Plus tard dans la matinée, "des véhicules militaires russes, y compris des blindés, ont violé la frontière dans les régions de Tcherniguiv (nord, frontière bélarusse), Soumy (nord-est, frontière russe), Lougansk et Kharkiv (est, frontière russe)", a assuré un communiqué des gardes-frontières ukrainien aux alentours de 8h. Il ajoute que "la plupart des unités de gardes-frontières ont été visées par des tirs dans ces mêmes régions" et qu'un garde-frontière a été tué.

L'opération russe vise à "détruire l'État ukrainien, s'emparer de son territoire par la force et établir une occupation", a alerté dans un communiqué le ministère ukrainien des Affaires étrangères, appelant la communauté internationale à "agir immédiatement".

• Comment a réagi l'Ukraine?

Lors d'un conseil exceptionnel dans la nuit, l'Ukraine a demandé à la Russie et à l'ONU de "mettre un terme à la guerre". "Appelez Poutine, appelez (le ministre des Affaires étrangères) Lavrov pour stopper cette agression", a exhorté l'ambassadeur ukrainien auprès de l'Organisation des Nations unies, Sergiy Kyslytsya, en s'adressant à son homologue russe, Vassily Nebenzia.

"Ce n'est pas une guerre, c'est une opération militaire", a rétorqué ce dernier, lors d'un vif échange entre les deux hommes.

Après les premières explosions, le ministère ukrainien de l'Infrastructure a annoncé la fermeture de l'espace aérien invoquant "un haut risque pour la sécurité". Aux alentours de 7h, l'armée ukrainienne a de son côté affirmé avoir abattu dans l'est du pays cinq avions et un hélicoptère de l'armée russe.

Dans le pays, le président ukrainien s'efforce de conserver un semblant de calme. Il a appelé jeudi ses concitoyens à "ne pas paniquer" face à l'offensive russe qui frappe leur pays en leur promettant la victoire, annonçant par ailleurs l'introduction de la loi martiale.

"Pas de panique, nous sommes prêts pour tout, nous allons vaincre", a dit Volodymyr Zelensky dans un message vidéo sur Facebook.

Plus tard dans la matinée, le président ukrainien a assuré dans un tweet qu"il donnerait des armes à quiconque voudrait défendre le pays". À l'issue d'entretiens, notamment avec les dirigeants américain, britannique et allemand, Volodymyr Zelensky a appelé le monde à "une coalition anti-Poutine".

"Le monde doit contraindre la Russie à la paix", a-t-il ajouté.

• Quelles réactions de la communauté internationale?

Les condamnations de l'acte russe pleuvent depuis l'annonce de l'acte militaire. "La France condamne fermement la décision de la Russie de faire la guerre à l’Ukraine", a réagi jeudi matin le président de la République Emmanuel Macron, en appelant Moscou à "mettre immédiatement fin à ses opérations militaires".
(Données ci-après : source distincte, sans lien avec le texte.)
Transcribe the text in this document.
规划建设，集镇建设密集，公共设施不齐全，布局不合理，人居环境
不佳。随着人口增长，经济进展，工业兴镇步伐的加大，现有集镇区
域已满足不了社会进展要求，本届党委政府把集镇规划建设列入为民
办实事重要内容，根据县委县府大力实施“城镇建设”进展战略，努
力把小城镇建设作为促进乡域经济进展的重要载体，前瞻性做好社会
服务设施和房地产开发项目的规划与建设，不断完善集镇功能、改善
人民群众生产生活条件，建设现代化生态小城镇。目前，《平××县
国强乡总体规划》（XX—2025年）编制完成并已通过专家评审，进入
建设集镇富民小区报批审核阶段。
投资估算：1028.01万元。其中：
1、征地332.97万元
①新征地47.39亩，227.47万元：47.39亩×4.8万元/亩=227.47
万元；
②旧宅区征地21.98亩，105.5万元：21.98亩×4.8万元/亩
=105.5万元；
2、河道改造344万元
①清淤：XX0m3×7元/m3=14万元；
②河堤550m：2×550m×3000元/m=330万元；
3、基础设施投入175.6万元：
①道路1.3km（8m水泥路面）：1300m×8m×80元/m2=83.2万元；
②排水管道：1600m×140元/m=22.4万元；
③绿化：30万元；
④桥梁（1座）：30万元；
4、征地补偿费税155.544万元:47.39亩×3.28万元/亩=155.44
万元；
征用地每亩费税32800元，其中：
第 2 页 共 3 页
Le président américain Joe Biden a aussitôt dénoncé une "attaque injustifiée" qui provoquera "des souffrances et pertes de vies humaines". Il a échangé avec le président ukrainien Volodymyr Zelensky, lui promettant le soutien des Etats-Unis face à l'attaque de la Russie.

Le chef de l'Otan Jens Stoltenberg a lui condamné une "attaque téméraire et non provoquée" de l'Ukraine par la Russie. Le chancelier allemand Olaf Scholz a dénoncé de son côté "une violation éclatante" du droit international, tandis que la présidente de la Commission européenne Ursula von der Leyen s'est engagée à demander à Moscou de "rendre des comptes". Pour le Premier ministre britannique Boris Johnson, le président russe a choisi la voie "de l'effusion de sang".

Les ambassadeurs des 30 pays membres de l'Otan vont se réunir en urgence jeudi matin à Bruxelles, a annoncé un porte-parole de l'Alliance, et les dirigeants des 27 pays de l'Union européenne doivent se réunir en sommet jeudi soir.